Friday, August 28, 2009

Is There Objective Beauty?

As I mentioned in my previous post, I am currently taking a class on aesthetics, which, for those of you not familiar, is the philosophy of beauty (more or less). As I also mentioned, I've never taken a course in this area before and it's raising some very interesting questions. For example:

The Bible says in Colossians 1:15 that Christ is the "image of the invisible God, the firstborn of every creature." Is an image necessarily inferior to the thing being represented? Or should we reject the ancient Greek notion of mimesis altogether and hold that images do not have to have implied referents? What does that mean for this verse?

Why does beauty transcend language? Dr. Kyle Grady says that at the same time that beauty compels us to speak it robs us of our words. Can we find a justification for this in Christian thought?

Is there such a thing as objective beauty? From whence would it be derived, and how could we know it? What does Christianity have to say about this?

I'll be responding to each of these questions in upcoming posts, but I want to begin with the last one, which in a way rather shows my hand in regards to my personal philosophy of beauty.

I believe that beauty is indeed objective, though it comes to us subjectively. Beauty is an attribute of God, and as all Divine attributes is eternal, absolute, and universal. God's other attributes (truth, goodness, justice, power, etc.) are all the source from which we draw our conceptions of these things in the world, and I think it is the same with beauty. Just as all of these other attributes have an absolute (and thus objective) reality or fulfillment in God, so absolute (and thus objective) beauty can also be found there.

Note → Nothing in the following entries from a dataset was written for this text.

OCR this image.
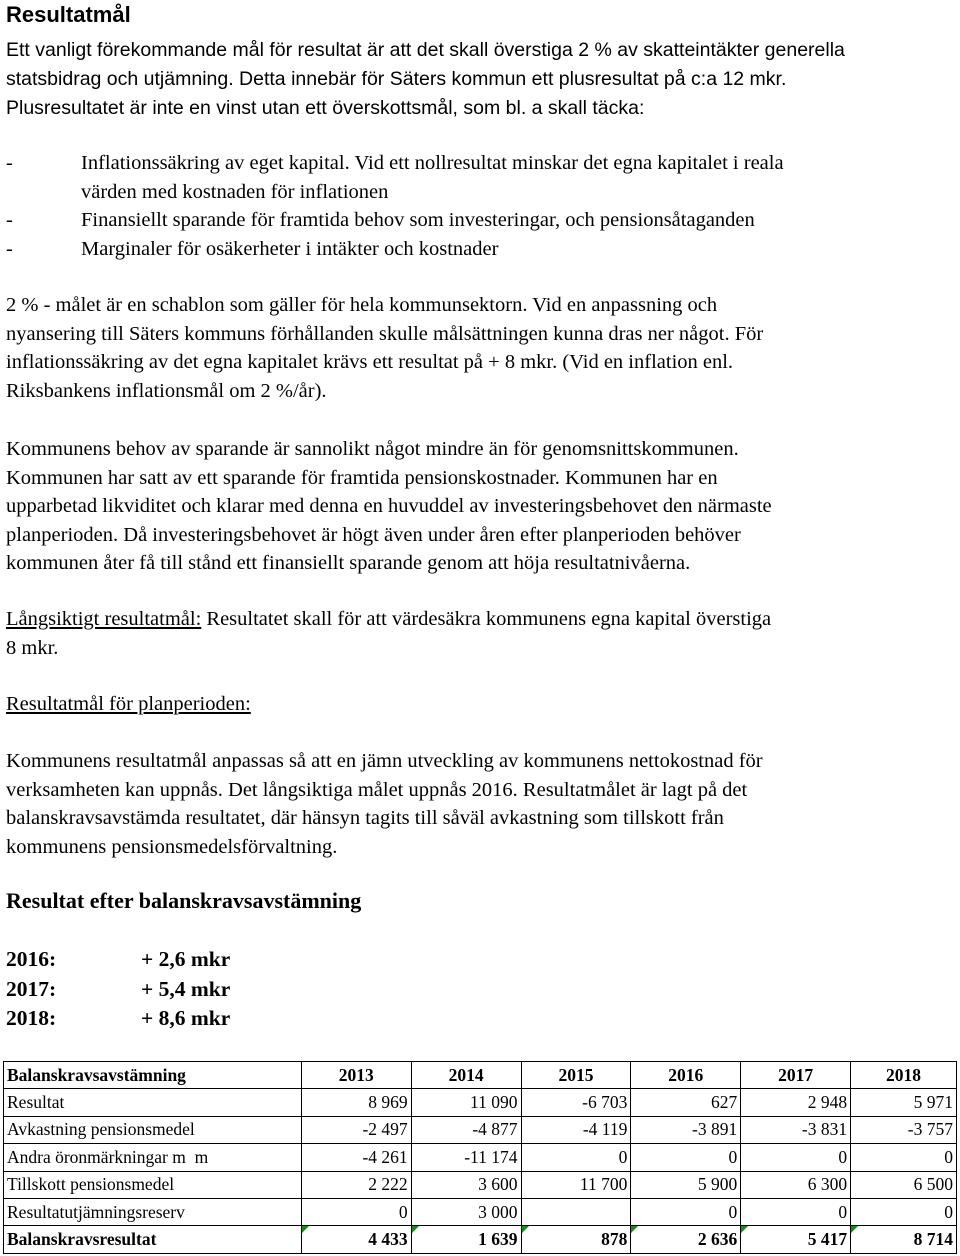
Resultatmål
Ett vanligt förekommande mål för resultat är att det skall överstiga 2 % av skatteintäkter generella
statsbidrag och utjämning. Detta innebär för Säters kommun ett plusresultat på c:a 12 mkr.
Plusresultatet är inte en vinst utan ett överskottsmål, som bl. a skall täcka:
-	Inflationssäkring av eget kapital. Vid ett nollresultat minskar det egna kapitalet i reala
värden med kostnaden för inflationen
-	Finansiellt sparande för framtida behov som investeringar, och pensionsåtaganden
-	Marginaler för osäkerheter i intäkter och kostnader
2 % - målet är en schablon som gäller för hela kommunsektorn. Vid en anpassning och
nyansering till Säters kommuns förhållanden skulle målsättningen kunna dras ner något. För
inflationssäkring av det egna kapitalet krävs ett resultat på + 8 mkr. (Vid en inflation enl.
Riksbankens inflationsmål om 2 %/år).
Kommunens behov av sparande är sannolikt något mindre än för genomsnittskommunen.
Kommunen har satt av ett sparande för framtida pensionskostnader. Kommunen har en
upparbetad likviditet och klarar med denna en huvuddel av investeringsbehovet den närmaste
planperioden. Då investeringsbehovet är högt även under åren efter planperioden behöver
kommunen åter få till stånd ett finansiellt sparande genom att höja resultatnivåerna.
Långsiktigt resultatmål: Resultatet skall för att värdesäkra kommunens egna kapital överstiga
8 mkr.
Resultatmål för planperioden:
Kommunens resultatmål anpassas så att en jämn utveckling av kommunens nettokostnad för
verksamheten kan uppnås. Det långsiktiga målet uppnås 2016. Resultatmålet är lagt på det
balanskravsavstämda resultatet, där hänsyn tagits till såväl avkastning som tillskott från
kommunens pensionsmedelsförvaltning.
Resultat efter balanskravsavstämning
2016:	+ 2,6 mkr
2017:	+ 5,4 mkr
2018:	+ 8,6 mkr
Balanskravsavstämning	2013	2014	2015	2016	2017	2018
Resultat	8 969	11 090	-6 703	627	2 948	5 971
Avkastning pensionsmedel	-2 497	-4 877	-4 119	-3 891	-3 831	-3 757
Andra öronmärkningar m  m	-4 261	-11 174	0	0	0	0
Tillskott pensionsmedel	2 222	3 600	11 700	5 900	6 300	6 500
Resultatutjämningsreserv	0	3 000		0	0	0
Balanskravsresultat	4 433	1 639	878	2 636	5 417	8 714
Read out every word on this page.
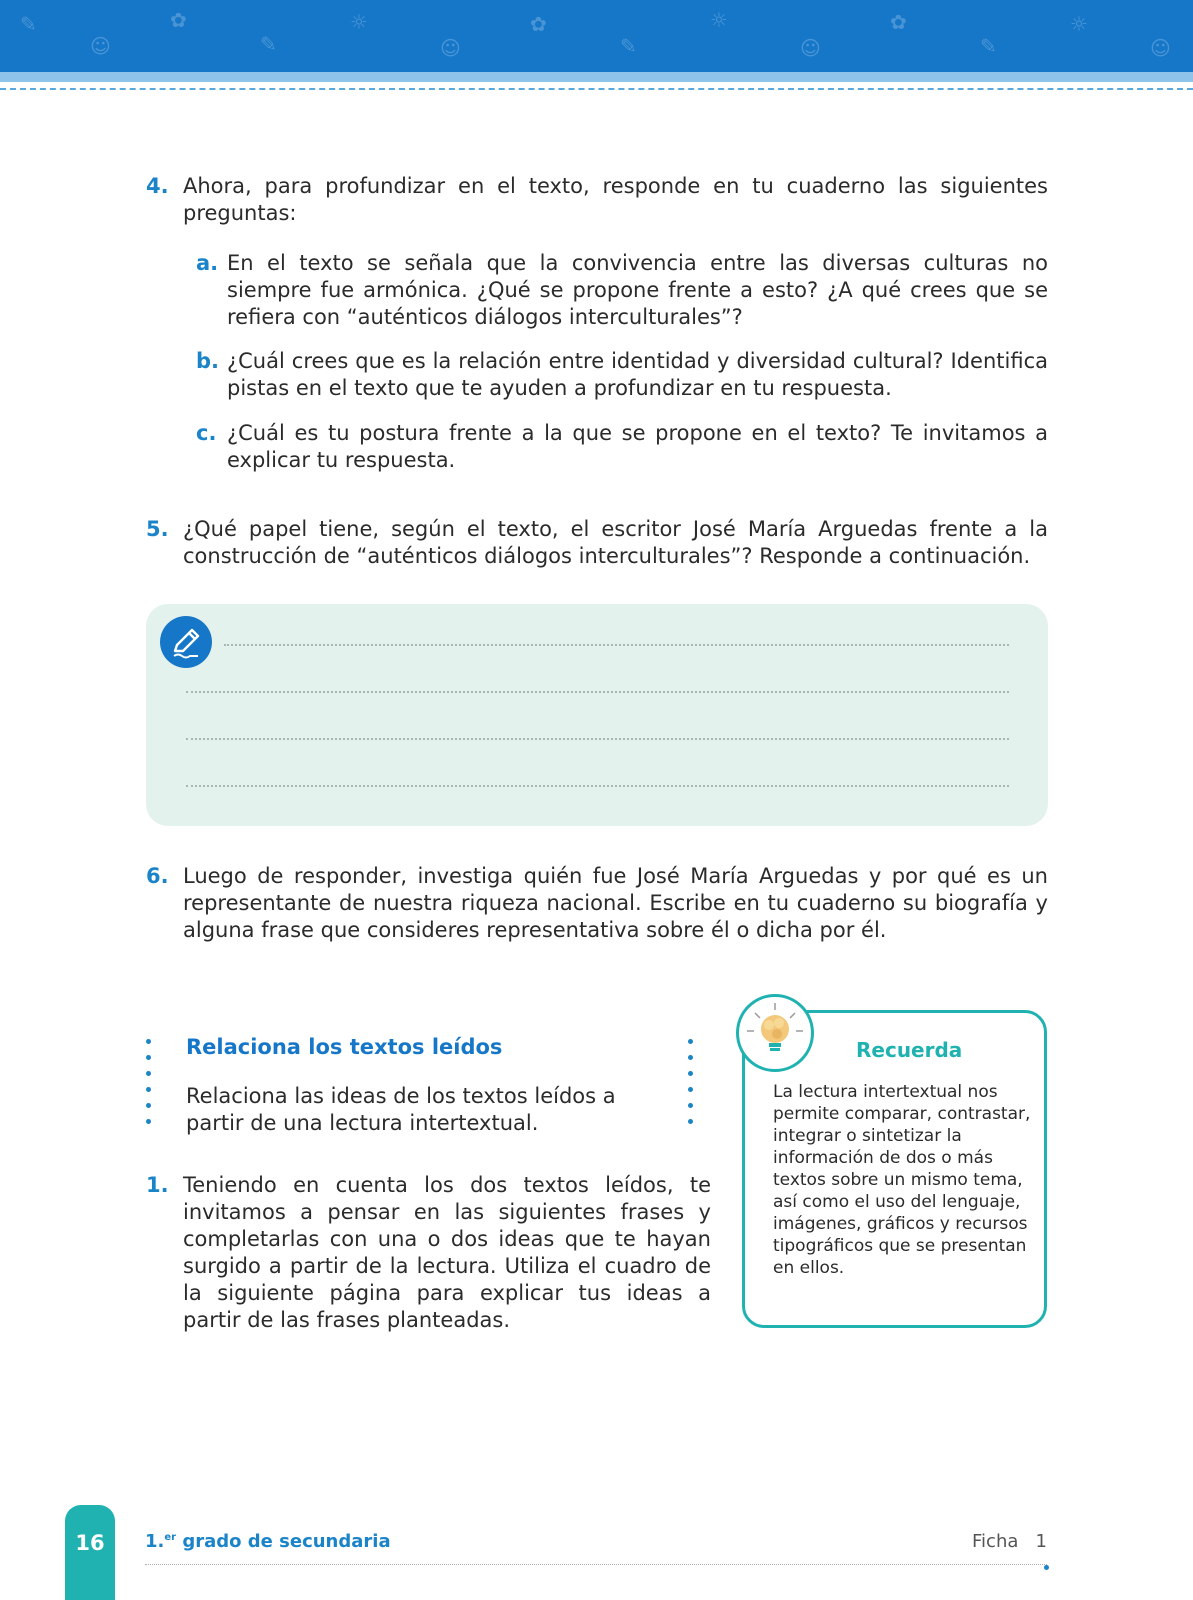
✎
☺
✿
✎
☼
☺
✿
✎
☼
☺
✿
✎
☼
☺
4. Ahora, para profundizar en el texto, responde en tu cuaderno las siguientes preguntas:
a. En el texto se señala que la convivencia entre las diversas culturas no siempre fue armónica. ¿Qué se propone frente a esto? ¿A qué crees que se refiera con “auténticos diálogos interculturales”?
b. ¿Cuál crees que es la relación entre identidad y diversidad cultural? Identifica pistas en el texto que te ayuden a profundizar en tu respuesta.
c. ¿Cuál es tu postura frente a la que se propone en el texto? Te invitamos a explicar tu respuesta.
5. ¿Qué papel tiene, según el texto, el escritor José María Arguedas frente a la construcción de “auténticos diálogos interculturales”? Responde a continuación.
6. Luego de responder, investiga quién fue José María Arguedas y por qué es un representante de nuestra riqueza nacional. Escribe en tu cuaderno su biografía y alguna frase que consideres representativa sobre él o dicha por él.
Relaciona los textos leídos
Relaciona las ideas de los textos leídos a partir de una lectura intertextual.
1. Teniendo en cuenta los dos textos leídos, te invitamos a pensar en las siguientes frases y completarlas con una o dos ideas que te hayan surgido a partir de la lectura. Utiliza el cuadro de la siguiente página para explicar tus ideas a partir de las frases planteadas.
Recuerda
La lectura intertextual nos permite comparar, contrastar, integrar o sintetizar la información de dos o más textos sobre un mismo tema, así como el uso del lenguaje, imágenes, gráficos y recursos tipográficos que se presentan en ellos.
16	1.$^{er}$ grado de secundaria	Ficha   1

We see reflections of this perfect beauty in the world, in varied and diverse places, all of which give us a glimpse of that true, perfect beauty beyond this world (forgive me for sounding Platonic), in God. So the different reflections of this attribute, each impacting us in different ways and to different degrees, are all facets of ultimate and objective beauty. So while it may seem that beauty is subjective on one level, of we "zoom out" and consider God, we can see that objective beauty exists because it finds its absolute in Him.

6 comments:

  1. There's a reason this sounds Platonic--it's a page straight out of Plato. Christian thought developed, in large part, in Greek-speaking areas heavily (if not wholly) dependent on the works of Plato and Aristotle.

    What you're describing is the particular (terrestrial/human) instantiation of a universal (divine/absolute). It's Greek philosophy couched in Christian language.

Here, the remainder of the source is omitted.